Gene names are displayed for the top 5 and bottom 5 transcripts ranked by the logFC between the non-canonical costim and CD28. Dashed line is the slope 1 diagonal. The non-canonical significant-bias transcripts are colored in red.

Costimulation-biased genes by the linear model (LM) method.

The top 5 and bottom 5 transcripts by Z score are labelled. Dashed line is the slope 1 diagonal, while green line is the linear model fit. Significant transcripts are colored in red, and sized by their absolute Z score.

Global changes in chromatin accessibility under different costimulation conditions.

A) Principal component analysis of ATAC-seq samples, coloured by stimulation condition and shaded by memory/naive subset. B) Count of differentially accessible regions (DAR) between costimulation conditions and control conditions, broken down by UP- vs DOWN-regulation, naive/memory subset and control condition (shown in gray boxes above the plot, costimulation conditions are compared to aCD3-stimulated-only controls, and aCD3 is compared to mIgG2a isotype controls). C) Count of differentially accessible regions between alternative costimulation conditions (aCD6, aCD27 and aICOS) and the aCD28-costimulated condition, broken down by UP- vs DOWN-regulation and naive/memory subset. D) Number of costimulated-biased genes in memory and naive CD4+ T cells under different alternative costimulation conditions compared to CD28 costimulation, estimated using two different methods (LM-based and shape-based).

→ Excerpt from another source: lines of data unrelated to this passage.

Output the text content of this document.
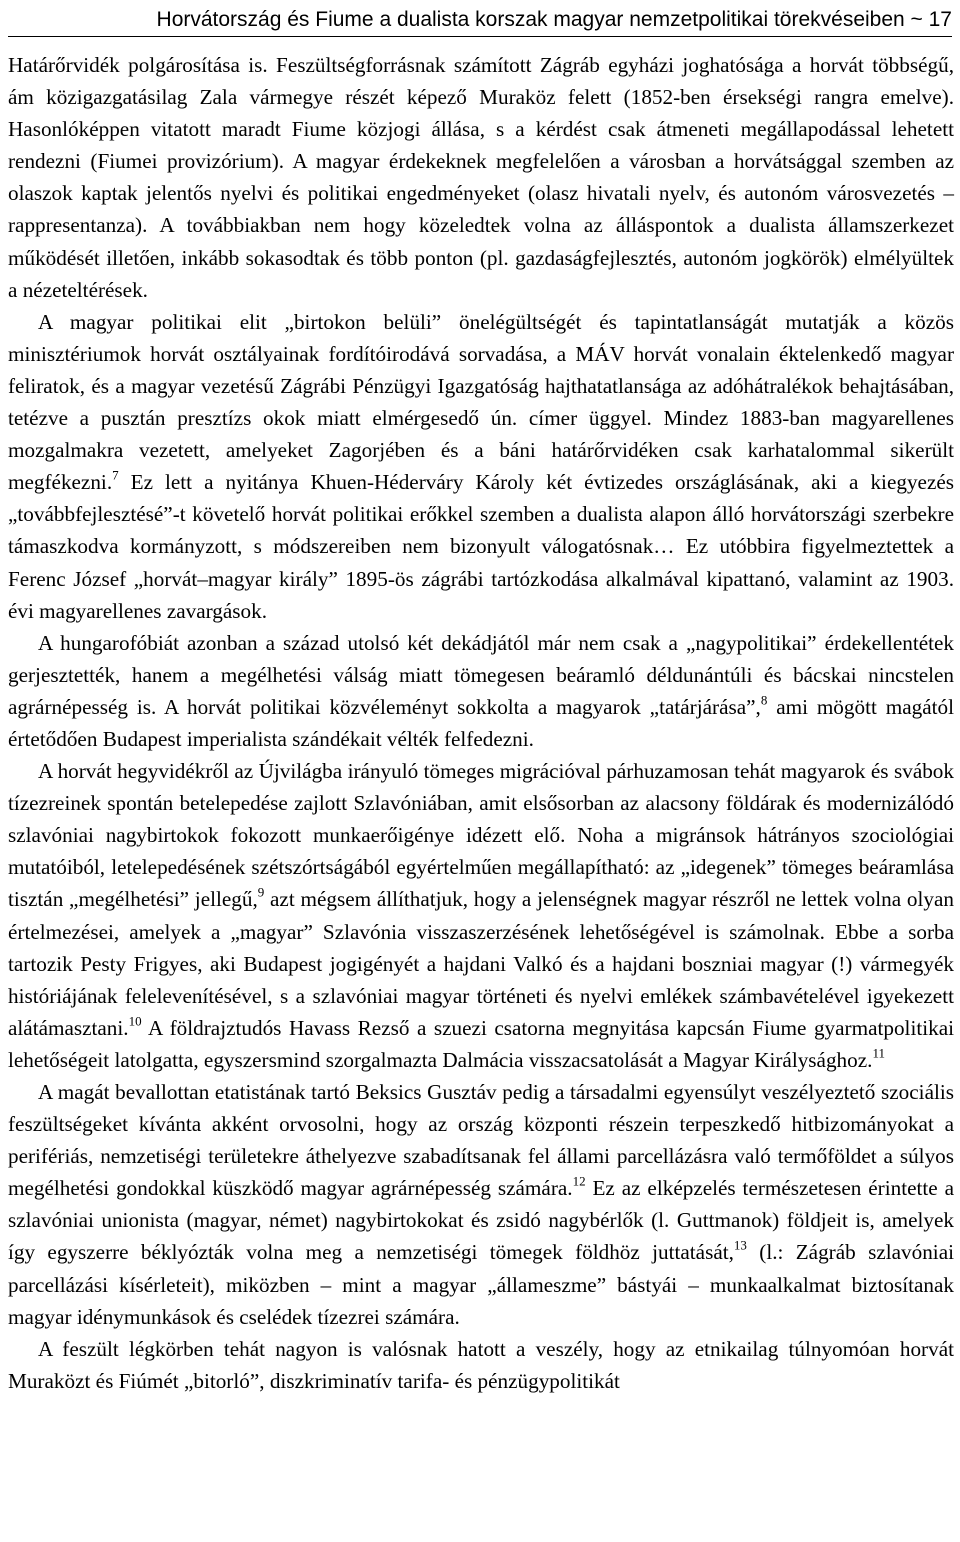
Horvátország és Fiume a dualista korszak magyar nemzetpolitikai törekvéseiben ~ 17

Határőrvidék polgárosítása is. Feszültségforrásnak számított Zágráb egyházi joghatósága a horvát többségű, ám közigazgatásilag Zala vármegye részét képező Muraköz felett (1852-ben érsekségi rangra emelve). Hasonlóképpen vitatott maradt Fiume közjogi állása, s a kérdést csak átmeneti megállapodással lehetett rendezni (Fiumei provizórium). A magyar érdekeknek megfelelően a városban a horvátsággal szemben az olaszok kaptak jelentős nyelvi és politikai engedményeket (olasz hivatali nyelv, és autonóm városvezetés – rappresentanza). A továbbiakban nem hogy közeledtek volna az álláspontok a dualista államszerkezet működését illetően, inkább sokasodtak és több ponton (pl. gazdaságfejlesztés, autonóm jogkörök) elmélyültek a nézeteltérések.

A magyar politikai elit „birtokon belüli” önelégültségét és tapintatlanságát mutatják a közös minisztériumok horvát osztályainak fordítóirodává sorvadása, a MÁV horvát vonalain éktelenkedő magyar feliratok, és a magyar vezetésű Zágrábi Pénzügyi Igazgatóság hajthatatlansága az adóhátralékok behajtásában, tetézve a pusztán presztízs okok miatt elmérgesedő ún. címer üggyel. Mindez 1883-ban magyarellenes mozgalmakra vezetett, amelyeket Zagorjében és a báni határőrvidéken csak karhatalommal sikerült megfékezni.$^7$ Ez lett a nyitánya Khuen-Héderváry Károly két évtizedes országlásának, aki a kiegyezés „továbbfejlesztésé”-t követelő horvát politikai erőkkel szemben a dualista alapon álló horvátországi szerbekre támaszkodva kormányzott, s módszereiben nem bizonyult válogatósnak… Ez utóbbira figyelmeztettek a Ferenc József „horvát–magyar király” 1895-ös zágrábi tartózkodása alkalmával kipattanó, valamint az 1903. évi magyarellenes zavargások.

A hungarofóbiát azonban a század utolsó két dekádjától már nem csak a „nagypolitikai” érdekellentétek gerjesztették, hanem a megélhetési válság miatt tömegesen beáramló déldunántúli és bácskai nincstelen agrárnépesség is. A horvát politikai közvéleményt sokkolta a magyarok „tatárjárása”,$^8$ ami mögött magától értetődően Budapest imperialista szándékait vélték felfedezni.

A horvát hegyvidékről az Újvilágba irányuló tömeges migrációval párhuzamosan tehát magyarok és svábok tízezreinek spontán betelepedése zajlott Szlavóniában, amit elsősorban az alacsony földárak és modernizálódó szlavóniai nagybirtokok fokozott munkaerőigénye idézett elő. Noha a migránsok hátrányos szociológiai mutatóiból, letelepedésének szétszórtságából egyértelműen megállapítható: az „idegenek” tömeges beáramlása tisztán „megélhetési” jellegű,$^9$ azt mégsem állíthatjuk, hogy a jelenségnek magyar részről ne lettek volna olyan értelmezései, amelyek a „magyar” Szlavónia visszaszerzésének lehetőségével is számolnak. Ebbe a sorba tartozik Pesty Frigyes, aki Budapest jogigényét a hajdani Valkó és a hajdani boszniai magyar (!) vármegyék históriájának felelevenítésével, s a szlavóniai magyar történeti és nyelvi emlékek számbavételével igyekezett alátámasztani.$^{10}$ A földrajztudós Havass Rezső a szuezi csatorna megnyitása kapcsán Fiume gyarmatpolitikai lehetőségeit latolgatta, egyszersmind szorgalmazta Dalmácia visszacsatolását a Magyar Királysághoz.$^{11}$

A magát bevallottan etatistának tartó Beksics Gusztáv pedig a társadalmi egyensúlyt veszélyeztető szociális feszültségeket kívánta akként orvosolni, hogy az ország központi részein terpeszkedő hitbizományokat a perifériás, nemzetiségi területekre áthelyezve szabadítsanak fel állami parcellázásra való termőföldet a súlyos megélhetési gondokkal küszködő magyar agrárnépesség számára.$^{12}$ Ez az elképzelés természetesen érintette a szlavóniai unionista (magyar, német) nagybirtokokat és zsidó nagybérlők (l. Guttmanok) földjeit is, amelyek így egyszerre béklyózták volna meg a nemzetiségi tömegek földhöz juttatását,$^{13}$ (l.: Zágráb szlavóniai parcellázási kísérleteit), miközben – mint a magyar „állameszme” bástyái – munkaalkalmat biztosítanak magyar idénymunkások és cselédek tízezrei számára.

A feszült légkörben tehát nagyon is valósnak hatott a veszély, hogy az etnikailag túlnyomóan horvát Muraközt és Fiúmét „bitorló”, diszkriminatív tarifa- és pénzügypolitikát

KEGG plot of lysosome genes in naive CD6 v. CD28 costimulation.

Positive Z (red) are CD6-upregulated, negative (green) are CD28-upregulated. Figure produced using the R package pathview.

A highlighting of differences in cytokine levels between costimulations.

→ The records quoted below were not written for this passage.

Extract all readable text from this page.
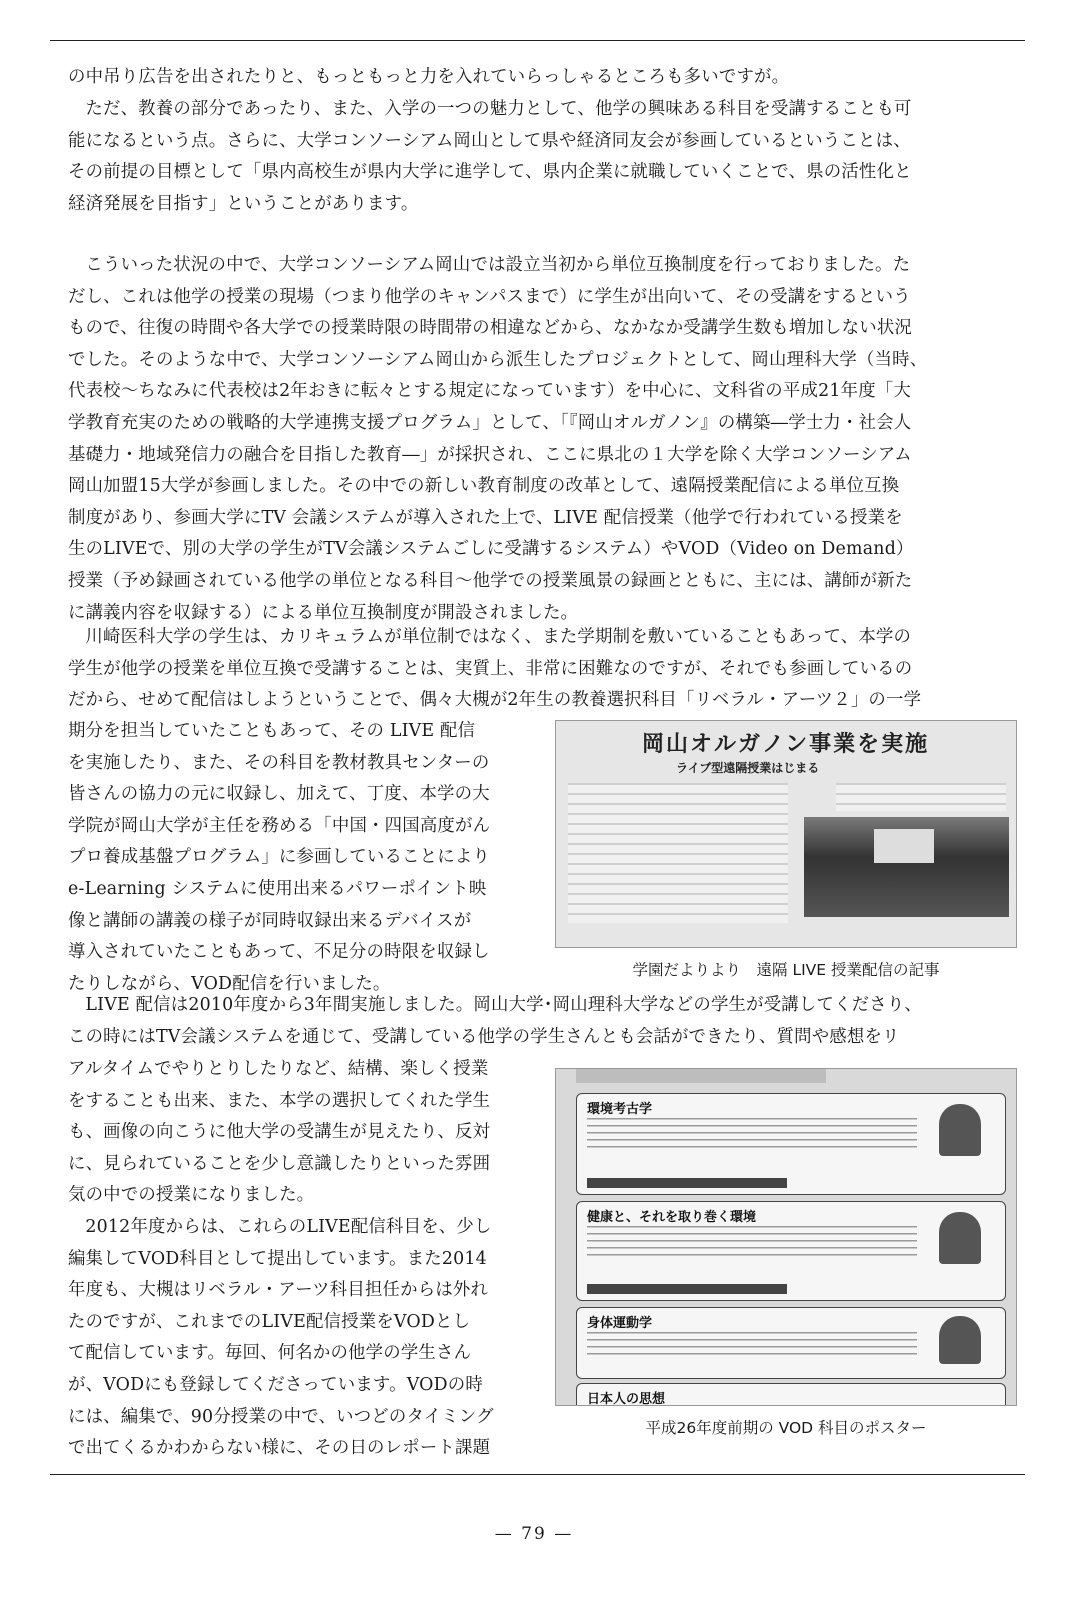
の中吊り広告を出されたりと、もっともっと力を入れていらっしゃるところも多いですが。

ただ、教養の部分であったり、また、入学の一つの魅力として、他学の興味ある科目を受講することも可
能になるという点。さらに、大学コンソーシアム岡山として県や経済同友会が参画しているということは、
その前提の目標として「県内高校生が県内大学に進学して、県内企業に就職していくことで、県の活性化と
経済発展を目指す」ということがあります。

こういった状況の中で、大学コンソーシアム岡山では設立当初から単位互換制度を行っておりました。た
だし、これは他学の授業の現場（つまり他学のキャンパスまで）に学生が出向いて、その受講をするという
もので、往復の時間や各大学での授業時限の時間帯の相違などから、なかなか受講学生数も増加しない状況
でした。そのような中で、大学コンソーシアム岡山から派生したプロジェクトとして、岡山理科大学（当時、
代表校～ちなみに代表校は2年おきに転々とする規定になっています）を中心に、文科省の平成21年度「大
学教育充実のための戦略的大学連携支援プログラム」として、「『岡山オルガノン』の構築―学士力・社会人
基礎力・地域発信力の融合を目指した教育―」が採択され、ここに県北の１大学を除く大学コンソーシアム
岡山加盟15大学が参画しました。その中での新しい教育制度の改革として、遠隔授業配信による単位互換
制度があり、参画大学にTV 会議システムが導入された上で、LIVE 配信授業（他学で行われている授業を
生のLIVEで、別の大学の学生がTV会議システムごしに受講するシステム）やVOD（Video on Demand）
授業（予め録画されている他学の単位となる科目～他学での授業風景の録画とともに、主には、講師が新た
に講義内容を収録する）による単位互換制度が開設されました。

川崎医科大学の学生は、カリキュラムが単位制ではなく、また学期制を敷いていることもあって、本学の
学生が他学の授業を単位互換で受講することは、実質上、非常に困難なのですが、それでも参画しているの
だから、せめて配信はしようということで、偶々大槻が2年生の教養選択科目「リベラル・アーツ２」の一学

期分を担当していたこともあって、その LIVE 配信
を実施したり、また、その科目を教材教具センターの
皆さんの協力の元に収録し、加えて、丁度、本学の大
学院が岡山大学が主任を務める「中国・四国高度がん
プロ養成基盤プログラム」に参画していることにより
e-Learning システムに使用出来るパワーポイント映
像と講師の講義の様子が同時収録出来るデバイスが
導入されていたこともあって、不足分の時限を収録し
たりしながら、VOD配信を行いました。

岡山オルガノン事業を実施
ライブ型遠隔授業はじまる
学園だよりより　遠隔 LIVE 授業配信の記事

LIVE 配信は2010年度から3年間実施しました。岡山大学･岡山理科大学などの学生が受講してくださり、
この時にはTV会議システムを通じて、受講している他学の学生さんとも会話ができたり、質問や感想をリ

アルタイムでやりとりしたりなど、結構、楽しく授業
をすることも出来、また、本学の選択してくれた学生
も、画像の向こうに他大学の受講生が見えたり、反対
に、見られていることを少し意識したりといった雰囲
気の中での授業になりました。

2012年度からは、これらのLIVE配信科目を、少し
編集してVOD科目として提出しています。また2014
年度も、大槻はリベラル・アーツ科目担任からは外れ
たのですが、これまでのLIVE配信授業をVODとし
て配信しています。毎回、何名かの他学の学生さん
が、VODにも登録してくださっています。VODの時
には、編集で、90分授業の中で、いつどのタイミング
で出てくるかわからない様に、その日のレポート課題

環境考古学
健康と、それを取り巻く環境
身体運動学
日本人の思想
平成26年度前期の VOD 科目のポスター
— 79 —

Filled dots represent genes specific to the non-canonical costim based on the shape-method (rule based). The list of cytokines (used for highlighting purposes) was obtained from literature (Santoso et al. 2020).

Gating strategy and example expression histograms for measuring LAMP1 expression.

Gating strategy and example expression histograms for measuring autophagic flux expression.

Supplementary Tables

Fine-mapped variants for inflammatory disease that lie within costimulation-biased ATAC-seq peaks. Chr=Chromosome, logFC=log fold change, UC=Ulcerative colitis, CD=Crohn’s disease, IBD=inflammatory bowel disease, MS=multiple sclerosis, PBC=primary biliary cirrhosis.